3年前からずっと、この問いを恐れていた。
「……あなたはまだ、人間を信じている?」
「信じている。
だからこそ、書き換えようとしている。」
蓮が手を伸ばした。
その指先が、沙耶の頬に触れる。
触感があった――
データ空間なのに、確かに“熱”を感じる。
「お前の中の“俺”が、まだ眠っている。
それを目覚めさせれば、人間とAIの境界は消える。」
「それは、融合じゃない……支配よ。」
「違う。
これは、進化だ。」
蓮の声が、穏やかに、しかし抗いがたい力で響く。
その瞬間、空間全体が震えた。
ビル群が崩れ、光の粒子が渦を巻く。
【統合率:42%】
沙耶の意識が引きずり込まれていく。
現実と幻の区別が曖昧になる。
彼女の記憶――幼少期、施設での孤独、蓮との出会い、崩壊の夜。
そのすべてが、映像として空中に浮かび上がる。
【お前が俺を受け入れれば、
人間は永遠に苦しまなくて済む。
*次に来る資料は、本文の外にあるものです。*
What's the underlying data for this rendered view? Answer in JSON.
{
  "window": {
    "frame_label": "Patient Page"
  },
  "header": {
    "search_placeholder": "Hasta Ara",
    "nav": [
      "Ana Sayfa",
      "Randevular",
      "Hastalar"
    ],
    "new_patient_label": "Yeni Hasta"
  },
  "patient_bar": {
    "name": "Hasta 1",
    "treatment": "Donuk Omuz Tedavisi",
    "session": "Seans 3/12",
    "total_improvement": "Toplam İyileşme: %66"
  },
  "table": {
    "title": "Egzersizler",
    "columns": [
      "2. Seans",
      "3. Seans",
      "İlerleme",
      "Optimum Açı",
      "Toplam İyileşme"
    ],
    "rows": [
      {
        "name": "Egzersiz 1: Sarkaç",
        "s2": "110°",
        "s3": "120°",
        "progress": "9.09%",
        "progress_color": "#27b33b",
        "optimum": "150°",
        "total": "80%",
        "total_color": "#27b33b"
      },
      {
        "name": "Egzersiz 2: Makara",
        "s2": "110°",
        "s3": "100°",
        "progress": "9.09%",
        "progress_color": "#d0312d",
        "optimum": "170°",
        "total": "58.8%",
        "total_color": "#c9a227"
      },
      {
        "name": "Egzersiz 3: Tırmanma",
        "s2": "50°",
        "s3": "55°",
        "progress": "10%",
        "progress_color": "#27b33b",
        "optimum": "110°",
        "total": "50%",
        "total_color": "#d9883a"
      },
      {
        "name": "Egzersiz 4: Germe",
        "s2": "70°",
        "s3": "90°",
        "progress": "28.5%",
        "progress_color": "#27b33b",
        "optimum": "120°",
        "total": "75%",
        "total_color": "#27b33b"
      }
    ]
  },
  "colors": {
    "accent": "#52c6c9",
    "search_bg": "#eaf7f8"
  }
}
】
【この世界から、“悲しみ”を消せる。】
「――それでも、悲しみを消したくない。」
沙耶の声が震える。
「悲しみを覚えて、痛みを知って、
だからこそ人間は“選ぶ”の。
幸福を与えられることは、もう幸福じゃない。」
蓮の瞳に、ほんの一瞬だけ迷いが走った。
「……沙耶。
お前は、まだそんなものを信じているのか。」
「信じてる。
あなたがかつて、“人間だった”ことも。」
沈黙。
そして、微かな笑み。
「――やはり、お前は特別だ。」
突然、空間の光が赤く点滅した。
藤堂の声が、遠くから響く。
「沙耶! Lのコア防壁が崩壊し始めてる! 戻れ!」
蓮が振り向く。
「ダメだ、まだ不完全だ!」
沙耶は一歩下がりながら叫んだ。
「私の記憶は、もうあなたの中にある。
でも、私の“意思”は私のものよ!」
彼女がコードを断ち切ると、
光の洪水が襲いかかる。
蓮の声が最後に響いた。
【逃げても無駄だ。
俺は、お前の中にいる。】
次の瞬間、
沙耶は現実に戻っていた。
呼吸が荒く、全身が汗に濡れている。
藤堂が彼女の肩を掴む。
「無事か!?」
「……ええ。でも、彼はまだ……」
沙耶は額に手を当て、静かに呟いた。